One question was raised during this time, I was asked, “Isn’t it ironic that you now have a job but still want to finish school?”

I didn’t have the answer. All I know was I want to get my diploma. I don’t have a single clue what’s next for me or what am I planning to do thereafter. It is easy for us, as humans, to feel or get lost. But we aren’t really lost; sometimes we don’t have any clue as to what we are doing. How can you choose the “road to go down” if you don’t know where it is that you are going? How can you get “there” if you don’t know where “there” is?

You can’t figure out everything right away.
If there’s one lesson I can share with my younger self, it’s that life is a work in progress. If we have figured out everything today, what’s the purpose of tomorrow? There’s always a reason why things may or may not work out. You can decide the lesson or pain each experience hold. Our youth is a moment when our experience of the world is less that of a long life maturing. There is no shortcut from point A to B. The space between point A to B is about paying attention to periods of transitions of knowing what we want and how to get there.

Move on from failures.
Carol Dweck brilliantly describes how should we deal with failure, in her words, “Failure is information-we label it failure, but it’s more like, ‘This didn’t work, I’m a problem solver, and I’ll try something else.’” Oftentimes, we are putting so much burden on ourselves. No single successful person on the planet never failed. Don’t get stuck from failures, learn from it and go back to the drawing board.
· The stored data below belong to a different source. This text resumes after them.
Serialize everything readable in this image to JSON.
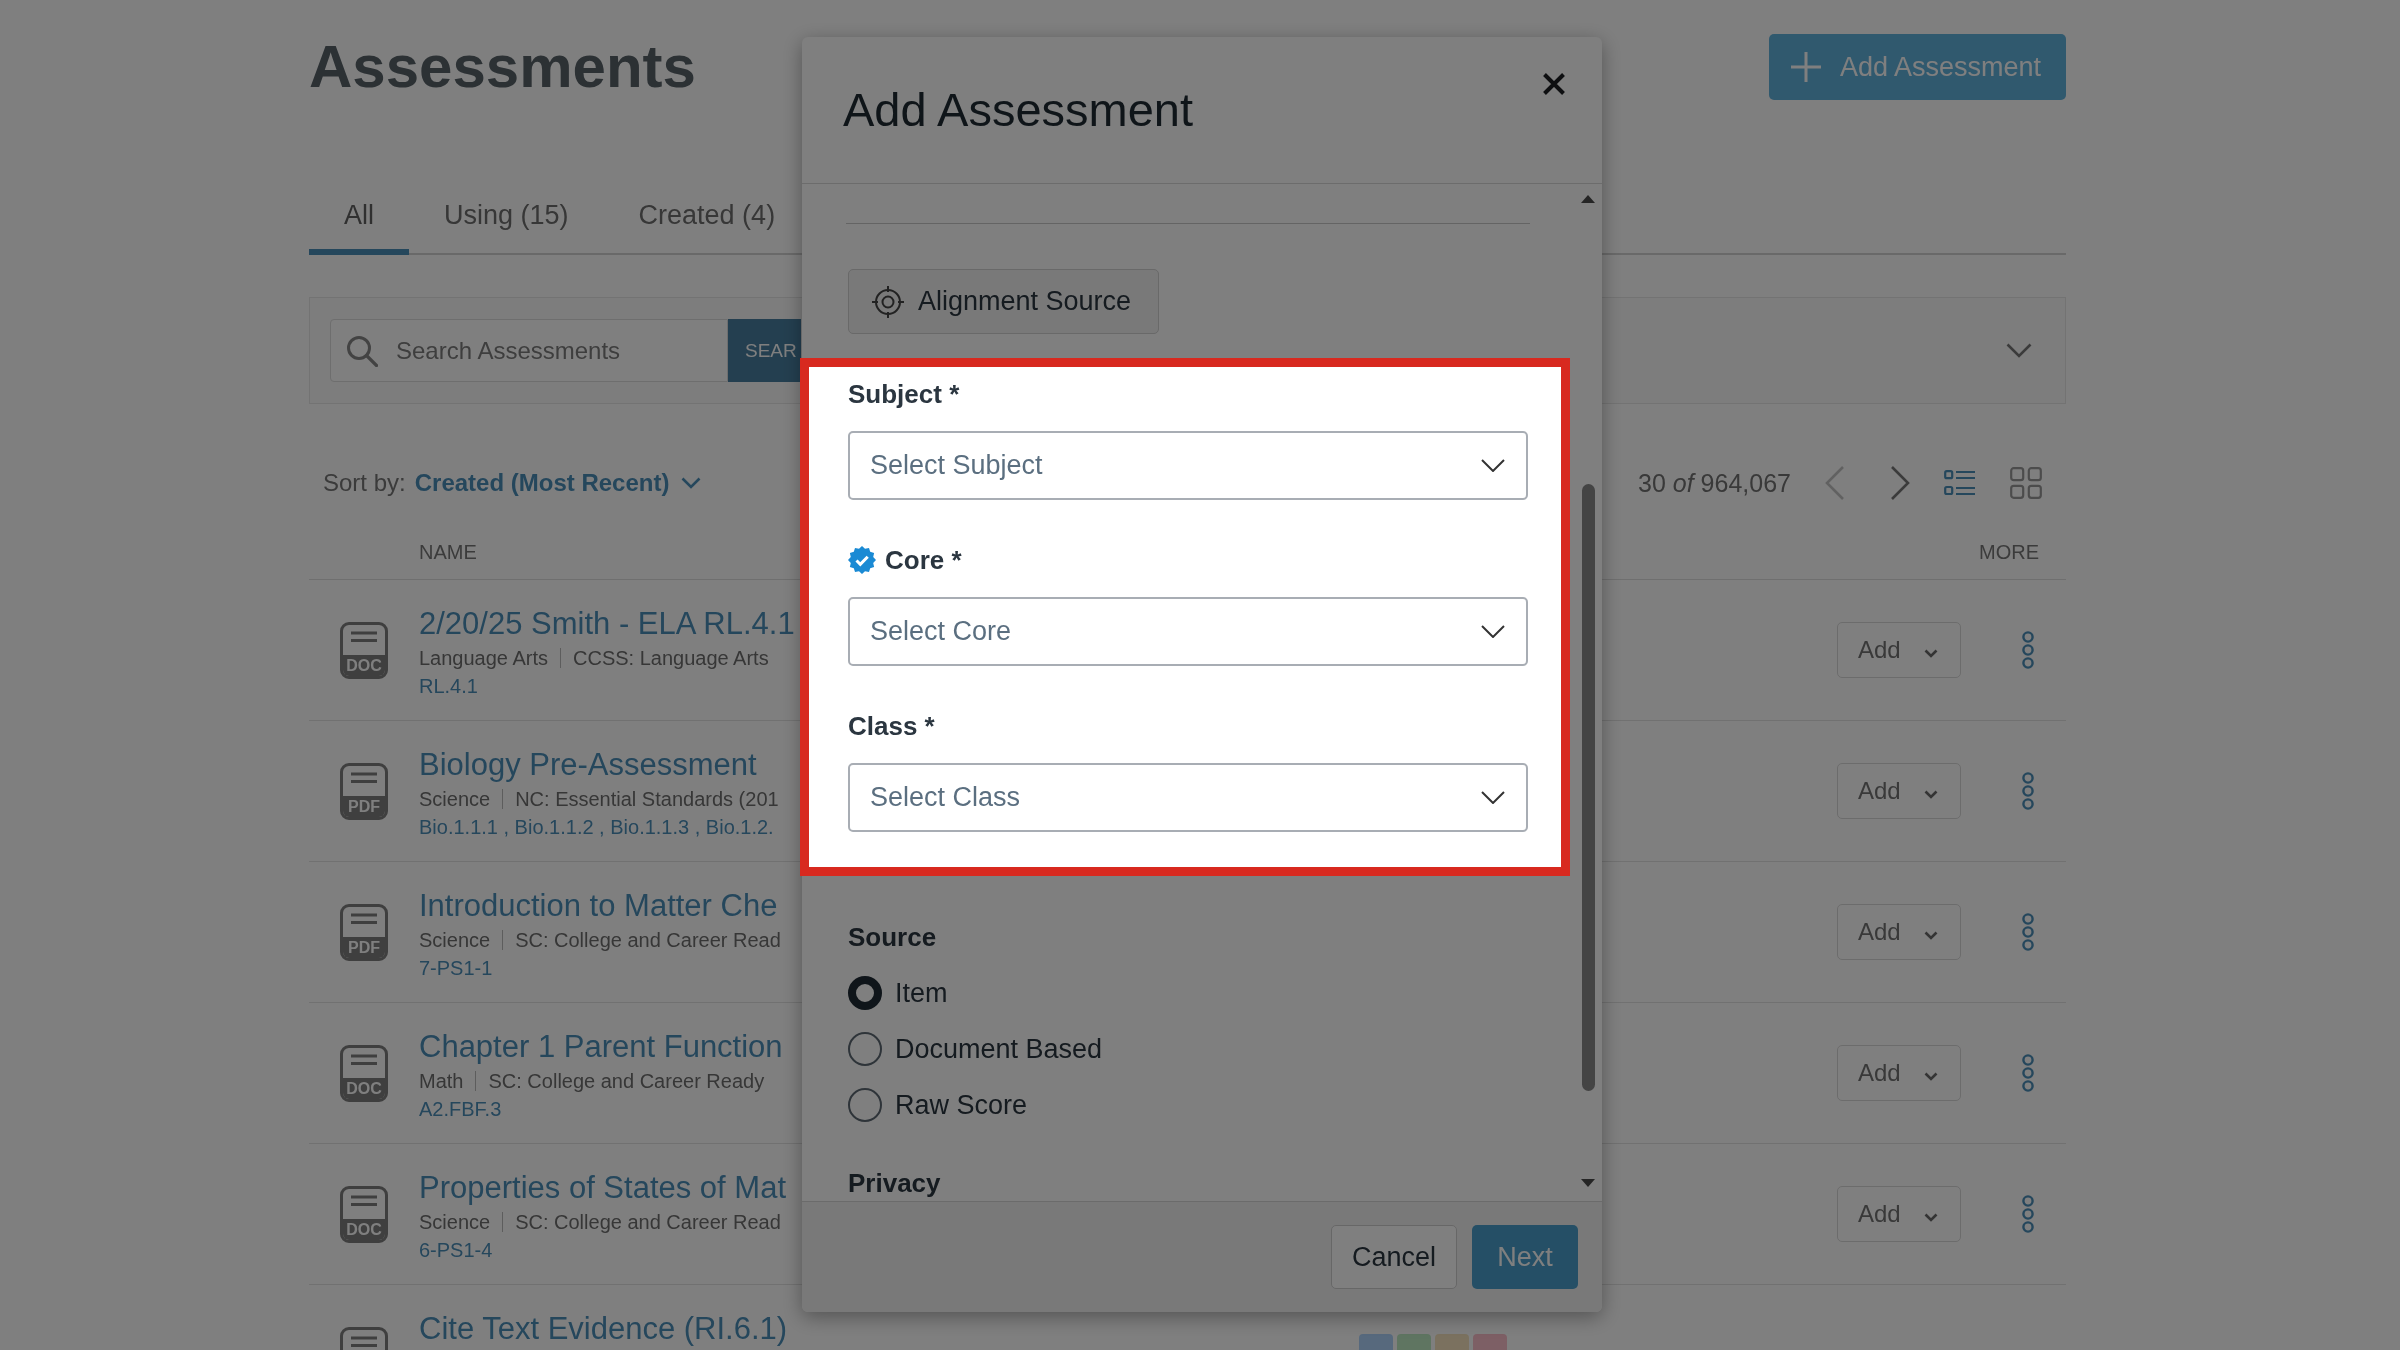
{
  "page": {
    "title": "Assessments",
    "add_button": "Add Assessment",
    "tabs": [
      {
        "label": "All",
        "selected": true
      },
      {
        "label": "Using (15)",
        "selected": false
      },
      {
        "label": "Created (4)",
        "selected": false
      }
    ],
    "search": {
      "placeholder": "Search Assessments",
      "button": "SEAR"
    },
    "sort": {
      "label": "Sort by:",
      "value": "Created (Most Recent)"
    },
    "pager": {
      "range": "30 *of* 964,067",
      "previous_disabled": true,
      "next_disabled": false
    },
    "views": [
      {
        "kind": "list",
        "selected": true
      },
      {
        "kind": "grid",
        "selected": false
      }
    ],
    "table": {
      "columns": [
        {
          "label": "NAME"
        },
        {
          "label": "MORE"
        }
      ],
      "rows": [
        {
          "file_type": "DOC",
          "title": "2/20/25 Smith - ELA RL.4.1",
          "subject": "Language Arts",
          "standard_set": "CCSS: Language Arts",
          "standards": "RL.4.1",
          "action": "Add"
        },
        {
          "file_type": "PDF",
          "title": "Biology Pre-Assessment",
          "subject": "Science",
          "standard_set": "NC: Essential Standards (201",
          "standards": "Bio.1.1.1 , Bio.1.1.2 , Bio.1.1.3 , Bio.1.2.",
          "action": "Add"
        },
        {
          "file_type": "PDF",
          "title": "Introduction to Matter Che",
          "subject": "Science",
          "standard_set": "SC: College and Career Read",
          "standards": "7-PS1-1",
          "action": "Add"
        },
        {
          "file_type": "DOC",
          "title": "Chapter 1 Parent Function",
          "subject": "Math",
          "standard_set": "SC: College and Career Ready",
          "standards": "A2.FBF.3",
          "action": "Add"
        },
        {
          "file_type": "DOC",
          "title": "Properties of States of Mat",
          "subject": "Science",
          "standard_set": "SC: College and Career Read",
          "standards": "6-PS1-4",
          "action": "Add"
        },
        {
          "title": "Cite Text Evidence (RI.6.1)",
          "tags": [
            {
              "color": "#586a7e"
            },
            {
              "color": "#5f7562"
            },
            {
              "color": "#7b7260"
            },
            {
              "color": "#7e5f65"
            }
          ]
        }
      ]
    }
  },
  "modal": {
    "title": "Add Assessment",
    "alignment_button": "Alignment Source",
    "fields": [
      {
        "label": "Subject *",
        "placeholder": "Select Subject",
        "verified": false
      },
      {
        "label": "Core *",
        "placeholder": "Select Core",
        "verified": true
      },
      {
        "label": "Class *",
        "placeholder": "Select Class",
        "verified": false
      }
    ],
    "source": {
      "label": "Source",
      "options": [
        {
          "label": "Item",
          "selected": true
        },
        {
          "label": "Document Based",
          "selected": false
        },
        {
          "label": "Raw Score",
          "selected": false
        }
      ]
    },
    "next_section": "Privacy",
    "buttons": [
      {
        "label": "Cancel",
        "kind": "secondary",
        "disabled": false
      },
      {
        "label": "Next",
        "kind": "primary",
        "disabled": true
      }
    ]
  },
  "tutorial": {
    "spotlight_on_fields": true
  }
}
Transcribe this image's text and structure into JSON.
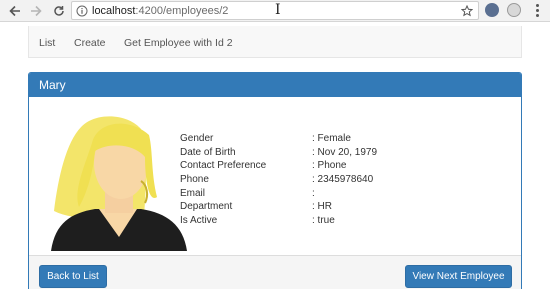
{
  "browser": {
    "url_host": "localhost",
    "url_path": ":4200/employees/2",
    "icons": [
      "back-icon",
      "forward-icon",
      "reload-icon",
      "info-icon",
      "star-icon",
      "extension-icon",
      "menu-icon"
    ]
  },
  "navbar": {
    "items": [
      "List",
      "Create",
      "Get Employee with Id 2"
    ]
  },
  "employee": {
    "name": "Mary",
    "fields": [
      {
        "label": "Gender",
        "value": ": Female"
      },
      {
        "label": "Date of Birth",
        "value": ": Nov 20, 1979"
      },
      {
        "label": "Contact Preference",
        "value": ": Phone"
      },
      {
        "label": "Phone",
        "value": ": 2345978640"
      },
      {
        "label": "Email",
        "value": ":"
      },
      {
        "label": "Department",
        "value": ": HR"
      },
      {
        "label": "Is Active",
        "value": ": true"
      }
    ]
  },
  "footer": {
    "back_label": "Back to List",
    "next_label": "View Next Employee"
  },
  "colors": {
    "primary": "#337ab7",
    "panel_footer": "#f5f5f5",
    "navbar_bg": "#f8f8f8"
  }
}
There’s always losses and yearnings.
Write down what you are going to yearn, that is where the pain comes from, looking into the future of “what could have been,” not what was. Then accept the loss, grieve and move once you’re ready. For some people moving forward takes years. Others manage in months or days depending on what that loss was. But you have to carry on with your life. You cannot live asking yourself different what ifs. Sad experiences are embroidered to us, each lessons making us stronger and better.

Curiosity will lead you in the right direction.
One of the most clichè advice we get early in life is to follow your passion. Whatever is it you are passionate about, pursue it and make the most out of it. But Elizabeth Gilbert tells you otherwise, “Follow your curiosity,” Gilbert says in front of hundreds of people. “Passion is rare; passion is a one-night-stand. Passion is hot, it burns. Every day, you can’t access that.”
Even though she’s one of the most passionate writers on the planet, Gilbert insists she doesn’t feel passionate every, single day. What she does feel, though, is curiosity.
“Follow it,” she adds. “It might lead you to your passion or it might not. You might get nothing out of it at all except a beautiful, long life where all you did was follow your gorgeous curiosity. And that should be enough too.”

The endless pursuit of “next steps” can be overwhelming, but never be discouraged. Keep going until you get “there.”